Jusqu'à ces collages, tu t'es souvent mise en scène, est-ce que tu as voulu marquer une rupture ? Une rupture avec toi-même en quelque sorte ?

J'avais besoin d'un projet léger et moins physique, mais je ne l'envisage pas comme une rupture : mes collages s'inscrivent dans la lignée de ma démarche. C'est aussi un moyen de produire des images que j'aurais du mal à réaliser photographiquement.

 

On te voit souvent ligotée sur tes photos. Tu t'attaches et tu te prends en photo. J'ai cru comprendre qu'il y avait une symbolique derrière tout ça, peux-tu l'expliquer ? L'art a t'il besoin d'entraves ?

S'auto-photographier n'est pas anodin : en utilisant mon corps dans le processus créatif, je prends activement le contrôle de mes représentations. C 'est important pour moi car le corps féminin, longtemps réduit au rôle de modèle, a souvent été prisonnier d'un art qui le livre au jugement de l’œil masculin. L’entrelacs des cordes sous-tend le sentiment d'une féminité comme chaînes et comme armes.

Dans un espace d'expression personnel, il est fondamental de se sentir libre, cependant, s'imposer des contraintes et se mettre à l'épreuve sont de bons moteurs de création.

 

Tu as grandi sur l'île de la Réunion, comment ces années et cette île ont-elles été pour toi source d'inspiration ? Tu y es retournée pour une résidence qui a notamment mené à la série Tropical Mood, peux-tu nous en parler ?

J'aime la lumière crue et les couleurs éclatantes de cette île. Les cases, la végétation, le lagon sont une explosion de nuances vives, presque acides. Lors de cette résidence, j'ai voulu confronter mon corps à l'exubérance de la flore tropicale. J'ai exploré la relation de la nudité à la nature en faisant le lien entre l'entrave des cordes et cette nature dense, étouffante, moite.

S'attacher et se photographier est déjà un défi, parfois une performance, lorsqu'on y ajoute une nuée de moustiques cela se transforme en torture !

 

On y ressent une forme de solitude menant à l'auto-érotisme, était-ce là une volonté ou le fruit d'un hasard ?

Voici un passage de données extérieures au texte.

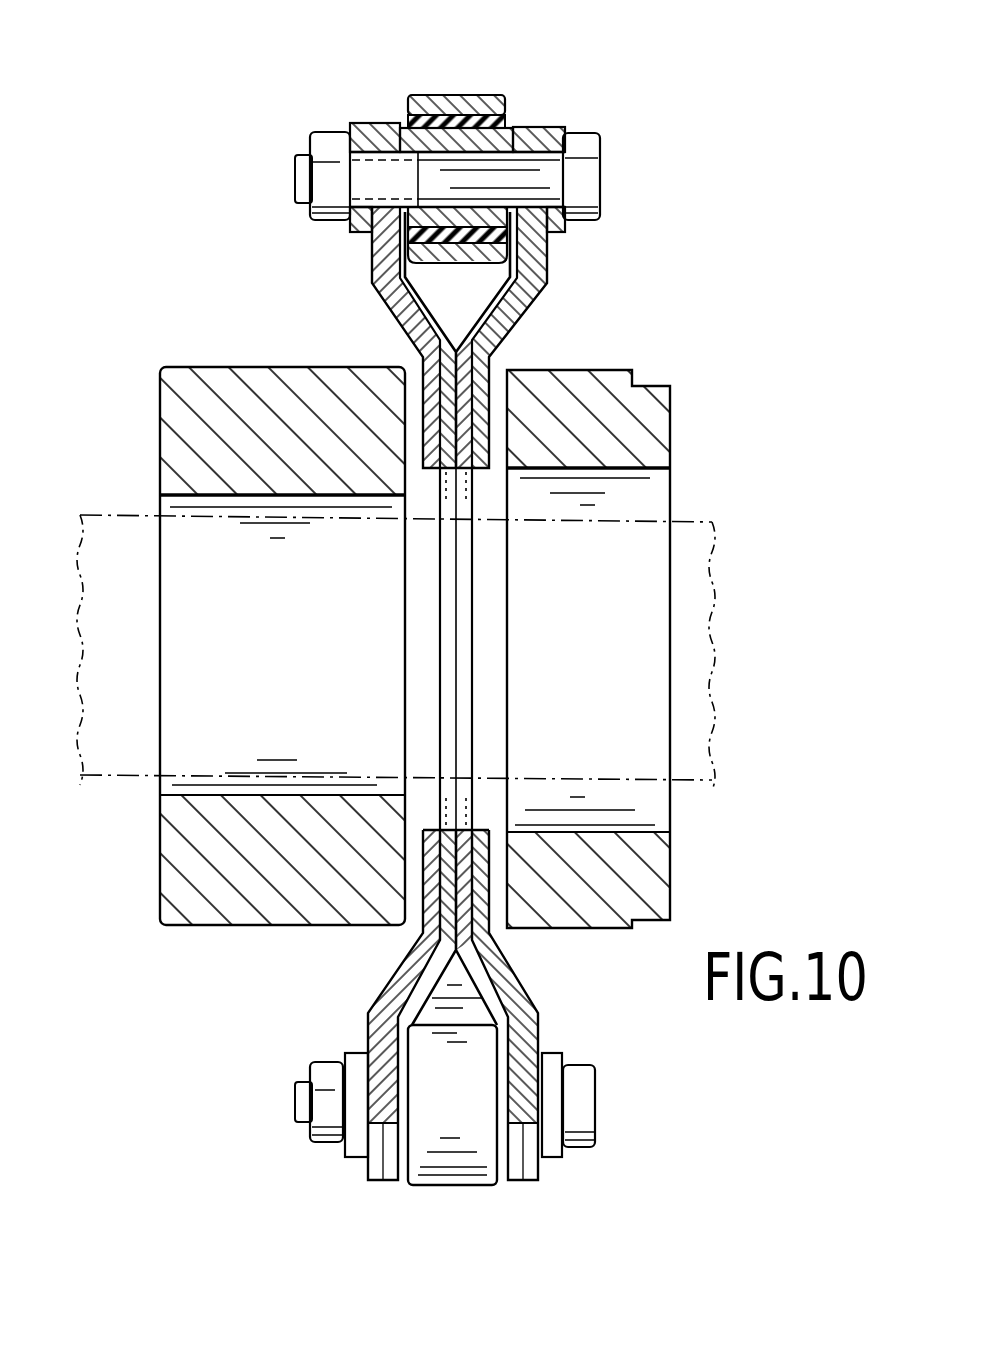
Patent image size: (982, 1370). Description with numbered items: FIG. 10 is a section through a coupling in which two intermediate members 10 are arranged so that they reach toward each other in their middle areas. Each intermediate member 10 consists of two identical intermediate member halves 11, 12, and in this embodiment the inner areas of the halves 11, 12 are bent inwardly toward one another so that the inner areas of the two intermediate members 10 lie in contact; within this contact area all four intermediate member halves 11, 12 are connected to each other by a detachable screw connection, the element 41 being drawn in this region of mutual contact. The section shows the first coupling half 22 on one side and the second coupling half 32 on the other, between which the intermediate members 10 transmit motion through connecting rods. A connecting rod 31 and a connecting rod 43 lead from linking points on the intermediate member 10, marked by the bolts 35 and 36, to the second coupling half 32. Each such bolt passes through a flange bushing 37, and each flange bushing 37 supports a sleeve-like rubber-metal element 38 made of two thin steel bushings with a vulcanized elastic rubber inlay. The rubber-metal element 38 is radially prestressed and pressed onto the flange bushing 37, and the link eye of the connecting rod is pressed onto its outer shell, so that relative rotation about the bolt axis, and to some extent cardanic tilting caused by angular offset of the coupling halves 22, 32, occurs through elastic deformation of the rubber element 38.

The intermediate member 10 is at (375, 315).
The intermediate member half 11 is at (397, 983).
The intermediate member half 12 is at (387, 1037).
The first coupling half 22 is at (652, 432).
The connecting rod 31 is at (491, 131).
The second coupling half 32 is at (186, 425).
The bolt 35 is at (580, 1100).
The bolt 36 is at (578, 172).
The flange bushing 37 is at (510, 140).
The rubber-metal element 38 is at (472, 115).
The flexible strip 41 is at (503, 479).
The connecting rod 43 is at (478, 1165).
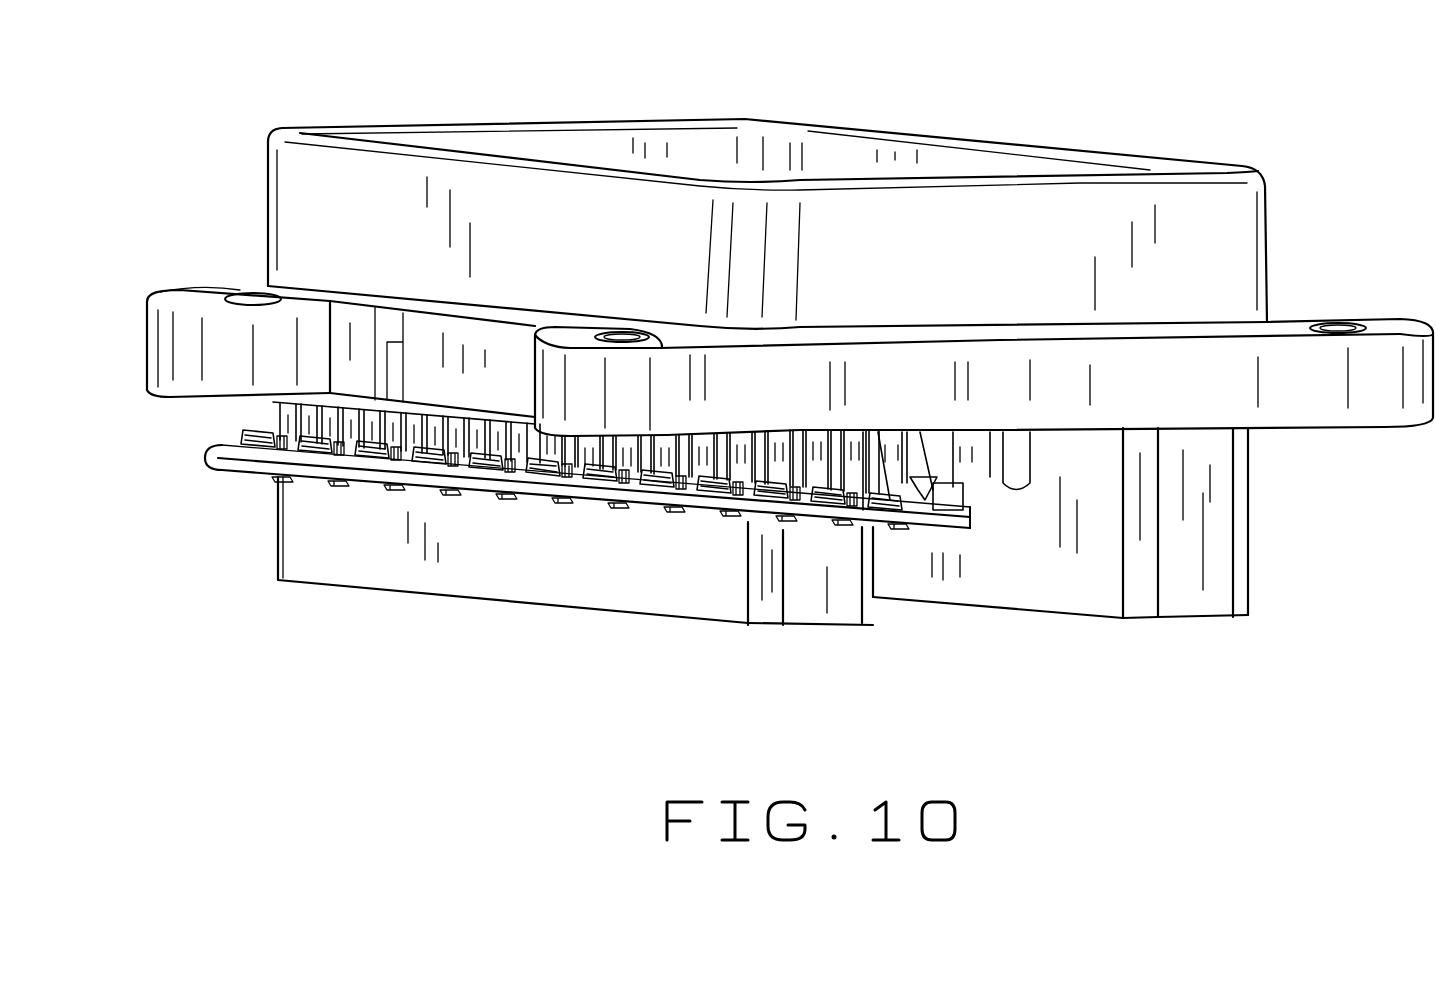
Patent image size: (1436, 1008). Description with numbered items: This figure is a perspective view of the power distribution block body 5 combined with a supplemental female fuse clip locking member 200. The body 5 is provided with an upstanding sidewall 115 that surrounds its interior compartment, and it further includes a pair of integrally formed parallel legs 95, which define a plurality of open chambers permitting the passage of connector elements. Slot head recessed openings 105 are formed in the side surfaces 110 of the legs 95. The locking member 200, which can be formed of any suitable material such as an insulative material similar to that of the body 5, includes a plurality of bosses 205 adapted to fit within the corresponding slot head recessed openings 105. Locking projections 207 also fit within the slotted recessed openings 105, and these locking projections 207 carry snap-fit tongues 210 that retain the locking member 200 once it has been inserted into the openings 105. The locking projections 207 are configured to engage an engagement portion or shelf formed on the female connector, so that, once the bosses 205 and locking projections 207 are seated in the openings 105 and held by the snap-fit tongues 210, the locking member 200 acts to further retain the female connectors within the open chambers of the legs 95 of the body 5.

The body 5 is at (486, 102).
The upstanding sidewall 115 is at (870, 137).
The side surfaces 110 is at (310, 513).
The slot head recessed openings 105 is at (398, 430).
The locking member 200 is at (458, 500).
The bosses 205 is at (632, 480).
The snap-fit tongues 210 is at (800, 532).
The legs 95 is at (847, 592).
The locking projections 207 is at (943, 520).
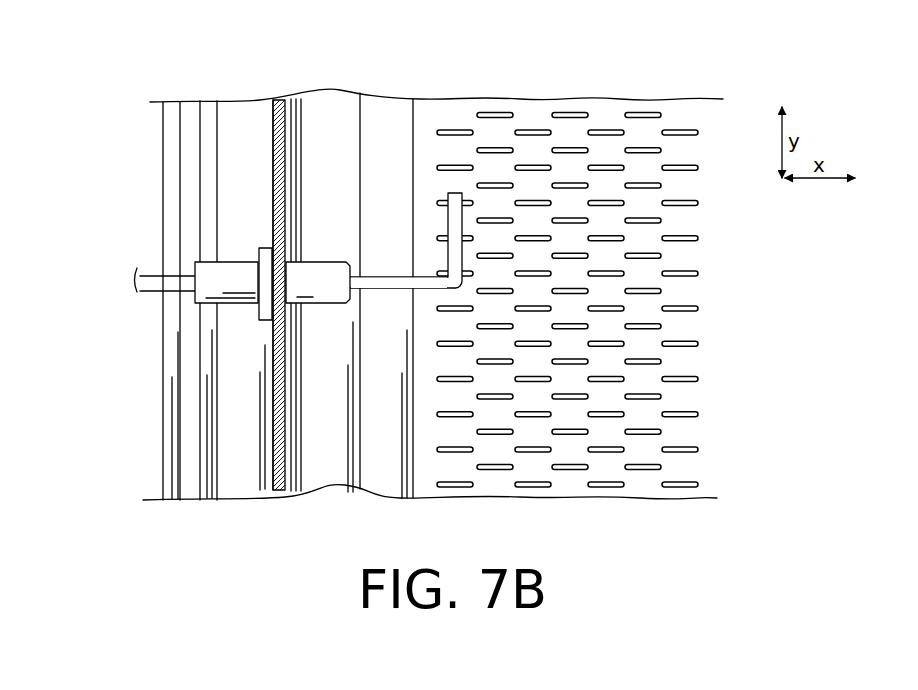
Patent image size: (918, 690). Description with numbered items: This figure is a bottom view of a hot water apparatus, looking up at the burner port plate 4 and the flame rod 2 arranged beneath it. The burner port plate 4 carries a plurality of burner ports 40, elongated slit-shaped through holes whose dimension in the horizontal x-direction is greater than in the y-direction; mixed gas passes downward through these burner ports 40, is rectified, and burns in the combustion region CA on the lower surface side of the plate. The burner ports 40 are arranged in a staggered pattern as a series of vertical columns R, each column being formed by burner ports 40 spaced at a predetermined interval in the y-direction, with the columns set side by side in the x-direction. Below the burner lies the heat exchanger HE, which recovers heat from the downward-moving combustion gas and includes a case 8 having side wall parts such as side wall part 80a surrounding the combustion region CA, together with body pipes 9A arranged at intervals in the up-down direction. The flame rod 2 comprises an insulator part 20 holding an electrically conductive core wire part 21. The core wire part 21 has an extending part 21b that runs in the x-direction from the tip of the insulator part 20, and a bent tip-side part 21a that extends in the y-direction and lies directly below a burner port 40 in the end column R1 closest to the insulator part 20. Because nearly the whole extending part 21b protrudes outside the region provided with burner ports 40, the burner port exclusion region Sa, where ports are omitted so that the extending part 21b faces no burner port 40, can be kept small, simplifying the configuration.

The flame rod 2 is at (272, 278).
The burner port plate 4 is at (698, 113).
The case 8 is at (240, 301).
The side wall part 80a is at (272, 127).
The body pipe 9A is at (323, 102).
The insulator part 20 is at (319, 288).
The core wire part 21 is at (299, 288).
The tip-side part 21a is at (452, 260).
The extending part 21b is at (393, 278).
The burner port 40 is at (445, 240).
The combustion region CA is at (700, 287).
The heat exchanger HE is at (266, 473).
The vertical column R is at (453, 115).
The vertical column at end position R1 is at (456, 32).
The burner port exclusion region Sa is at (453, 305).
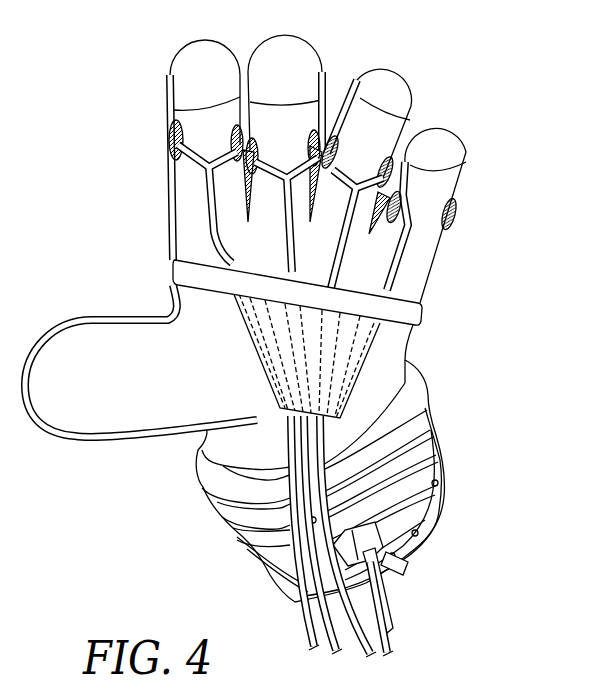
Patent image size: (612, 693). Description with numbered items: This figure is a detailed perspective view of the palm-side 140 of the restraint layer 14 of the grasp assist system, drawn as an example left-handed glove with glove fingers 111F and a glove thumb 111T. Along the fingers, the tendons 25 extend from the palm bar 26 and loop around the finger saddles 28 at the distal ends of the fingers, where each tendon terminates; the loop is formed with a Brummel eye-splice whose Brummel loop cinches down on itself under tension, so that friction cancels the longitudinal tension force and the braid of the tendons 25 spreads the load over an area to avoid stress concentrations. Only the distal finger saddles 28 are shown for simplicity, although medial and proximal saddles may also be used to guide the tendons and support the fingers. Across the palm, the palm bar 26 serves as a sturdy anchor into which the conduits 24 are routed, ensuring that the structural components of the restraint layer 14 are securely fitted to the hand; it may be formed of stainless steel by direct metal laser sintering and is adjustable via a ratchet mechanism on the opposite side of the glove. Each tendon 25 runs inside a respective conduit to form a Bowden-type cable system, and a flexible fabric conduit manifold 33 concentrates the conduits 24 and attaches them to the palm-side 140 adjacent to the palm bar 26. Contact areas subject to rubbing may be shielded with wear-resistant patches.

The restraint layer 14 is at (489, 86).
The glove fingers 111F is at (263, 43).
The glove thumb 111T is at (92, 320).
The finger saddles 28 is at (171, 134).
The tendons 25 is at (207, 218).
The palm bar 26 is at (409, 316).
The conduit manifold 33 is at (310, 350).
The conduits 24 is at (318, 648).
The palm-side 140 is at (252, 355).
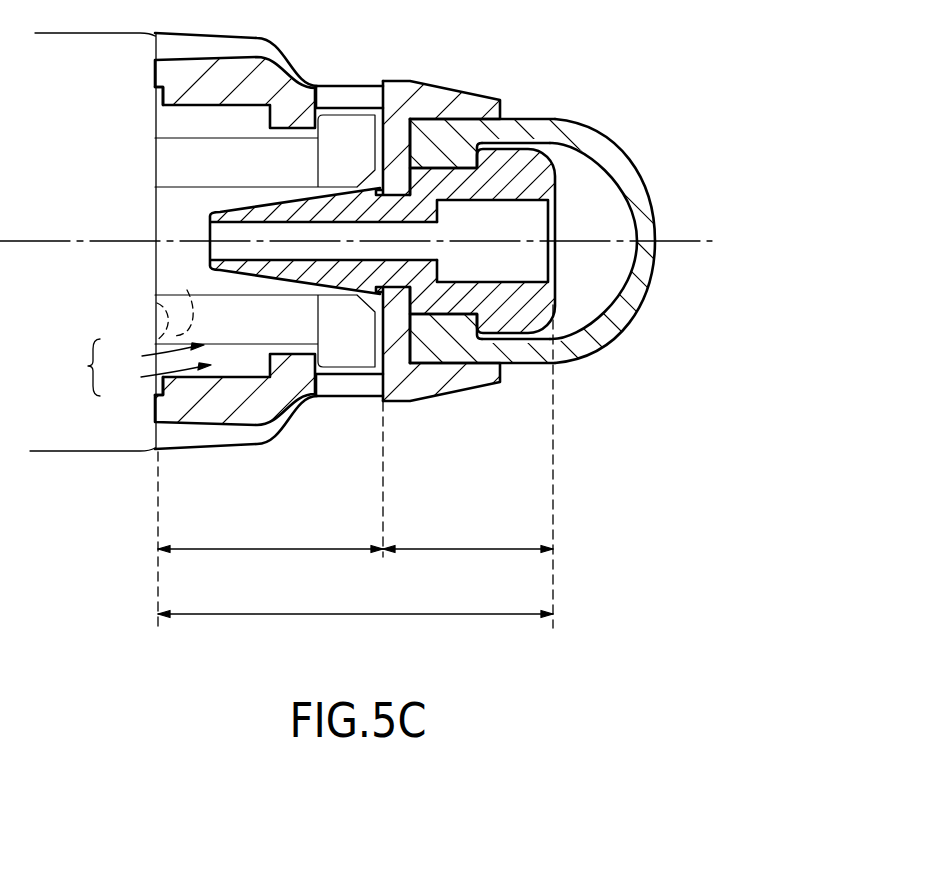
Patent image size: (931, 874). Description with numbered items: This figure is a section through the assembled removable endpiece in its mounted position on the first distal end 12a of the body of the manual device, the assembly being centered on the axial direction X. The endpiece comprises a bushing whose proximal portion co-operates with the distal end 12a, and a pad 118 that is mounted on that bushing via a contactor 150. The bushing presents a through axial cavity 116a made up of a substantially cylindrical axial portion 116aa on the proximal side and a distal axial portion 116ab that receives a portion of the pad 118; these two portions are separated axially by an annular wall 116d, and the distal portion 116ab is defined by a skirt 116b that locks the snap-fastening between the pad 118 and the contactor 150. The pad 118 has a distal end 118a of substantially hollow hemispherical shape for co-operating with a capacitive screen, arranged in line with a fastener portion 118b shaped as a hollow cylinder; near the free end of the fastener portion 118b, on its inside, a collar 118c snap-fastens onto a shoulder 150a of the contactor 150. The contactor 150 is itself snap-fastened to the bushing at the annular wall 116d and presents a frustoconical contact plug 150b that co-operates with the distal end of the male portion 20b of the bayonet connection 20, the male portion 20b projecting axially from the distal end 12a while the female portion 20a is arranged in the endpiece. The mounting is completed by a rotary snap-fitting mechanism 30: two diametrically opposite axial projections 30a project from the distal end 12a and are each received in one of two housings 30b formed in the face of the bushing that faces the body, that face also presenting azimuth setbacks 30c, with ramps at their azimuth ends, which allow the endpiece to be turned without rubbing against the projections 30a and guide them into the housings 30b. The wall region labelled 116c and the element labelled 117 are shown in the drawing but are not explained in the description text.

J'évoquerais plutôt une démarche solitaire, le besoin de vivre physiquement et émotionnellement les situations que j'imagine.

 

Le fruit revient parfois dans ton oeuvre, c'est peut-être anecdotique, mais considères-tu que le fruit a un pouvoir érotique ? Certains fruits plus que d'autres ?

Cette association de date pas d'hier, on connait tous la pomme qui symbolise le péché de chair d'Adam et Ève. Depuis, bon nombre d'artistes ont joué à faire des métaphores sexuelles avec les fruits. On pense très vite à la banane, mais l'allusion vaginale n'est pas en reste : j'ai en tête les vidéos de Stephanie Sarley qui doigte orange, fraise, kiwi, melon ou papaye de façon très suggestive.